12 Mart 1971; ‘sol” gösterip sağ vuran faşist darbe!
12 Mart 1971 günü saat 13.00’de TRT radyolarında okunan muhtıra ile ilan edilen 12 Mart Darbesi’nin “sol” gösterip sağ vuran faşist bir darbe olduğunu fark edemeyen bu subayların desteği ile darbe yapılacaktı.
Genelkurmay Başkanı Orgeneral Memduh Tağmaç, Kara Kuvvetleri Komutanı Orgeneral Faruk Gürler, Hava Kuvvetleri Komutanı Orgeneral Muhsin Batur ve Deniz Kuvvetleri Komutanı Oramiral Celal Eyiceoğlu’nun imzasını taşıyan 12 Mart Muhtırası, ‘meclis ve hükümetin görevini yapmadığını, Atatürk’ün işaret ettiği uygarlık seviyesine ulaşma hedefinden sapıldığını, bu durumun düzeltilmesi için derhal partiler üstü bir hükümet kurulması gerektiğini, aksi taksirde ordunun idareyi doğrudan ele alacağını’ ilan ediyordu.
Bu çerçevede, Cumhurbaşkanı Sunay üzerinden Başbakan Süleyman Demirel’in istifası sağlanarak Adalet Partisi hükümeti geri çekilecek, asker vesayetinde, CHP Milletvekili Nihat Erim’in başbakanlığında asker teknokrat bir hükümetin kurulması sağlanarak geniş kapsamlı bir operasyon yapmak için zaman kazanılacak ve kandırılan “ilerici” subaylar hızla tasfiye edilecekti.

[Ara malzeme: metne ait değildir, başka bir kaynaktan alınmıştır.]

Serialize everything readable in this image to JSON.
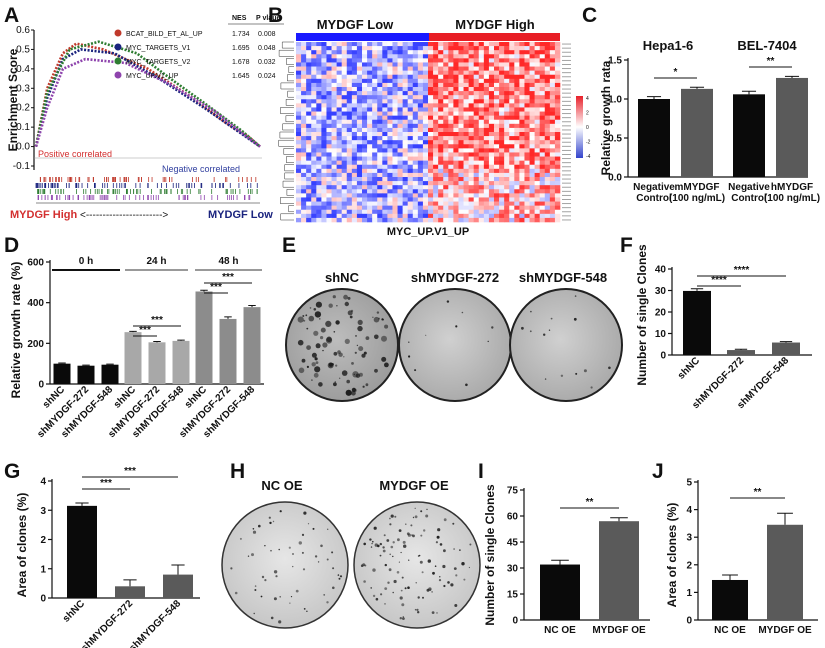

12 Mart faşist darbesine karşı tek bağımsız tavır 1971 devrimci direnişçilerinden gelecekti…
Deniz Gezmiş, Yusuf Aslan, Hüseyin İnan, Sinan Cemgil’lerin “acelesi” vardı, “erken” davranacak harekete geçeceklerdi…
Sol grupların ‘9 Mart sol darbe girişimi de içinde, darbelere karşı nasıl tutum almalı?’ toplantısından ‘sol da gelse sağ da gelse bize vurur’ gerekçesiyle çekilen ve ‘darbeye direnmek için hazırlık zorunluluğu’ içinde olan Mahir Çayan ve arkadaşları, Deniz’leri frenleyemeyince, 12 Mart Darbesi’nden kısa bir süre sonra onlar da harekete geçme zorunda kalacaktı.
Bu arada Deniz Gezmiş, Hüseyin İnan, Yusuf Aslan yakalanmışlar ve ‘ip’in altındaydılar.
Deniz Gezmiş, Hüseyin İnan ve Yusuf Aslan’ı kurtarmak için Mahir Çayan ve yoldaşlarınca, 17 Mayıs 1971’de İsrail Başkonsolosu Elrom’ın kaçırılmasından sonra, “Balyoz” adı verilen harekât üzerinden Amerikancı 12 Mart Darbesi sürece hâkim olacak, toplumsal muhalefeti, ordu ve devlet bürokrasisi içindeki ‘ilerici’ güçleri hızla tasfiyeye yönelecekti.
30 Haziran 1971’de Alpaslan Özüdoğru, Kadir Manga ve Sinan Cemgil Nurhak dağlarında katledilecekti.
1 Haziran 1971’de Maltepe’de bir evde kuşatmaya alınan Hüseyin Cevahir katledilecek, Mahir Çayan yaralı ele geçirilecekti.
Maltepe Askeri Cezaevi’nden firar etmelerinden sonra, Mahirlerin 12 Mart Darbesi’ne karşı direnişi, Deniz’lerin idamını engelleme tarihsel, toplumsal, siyasal zorunluluğuyla birleşecekti.
Maltepe Cezaevi firarından sonra bölünme ve iç ihanetin kuşatıcı ve ağır baskı koşullarında, Ulaş Bardakçı İstanbul’da, Koray Doğan Ankara’da katledilecekti.
30 Mart 1972’de Mahir Çayan ve 10 yoldaşı ise Kızıldere’de katledilecekti.
6 Mayıs 1972’de Deniz Gezmiş, Hüseyin İnan, Yusuf Aslan asılacaktı.
Bu olanları, Doğu Perinçek’ten kopan İbrahim Kaypakkaya’nın yoldaşları ile birlikte Dersim dağlarında yakalanışı, ideolojik serüveni, işkence altında destansı direnişi ve katledilmesi izleyecekti.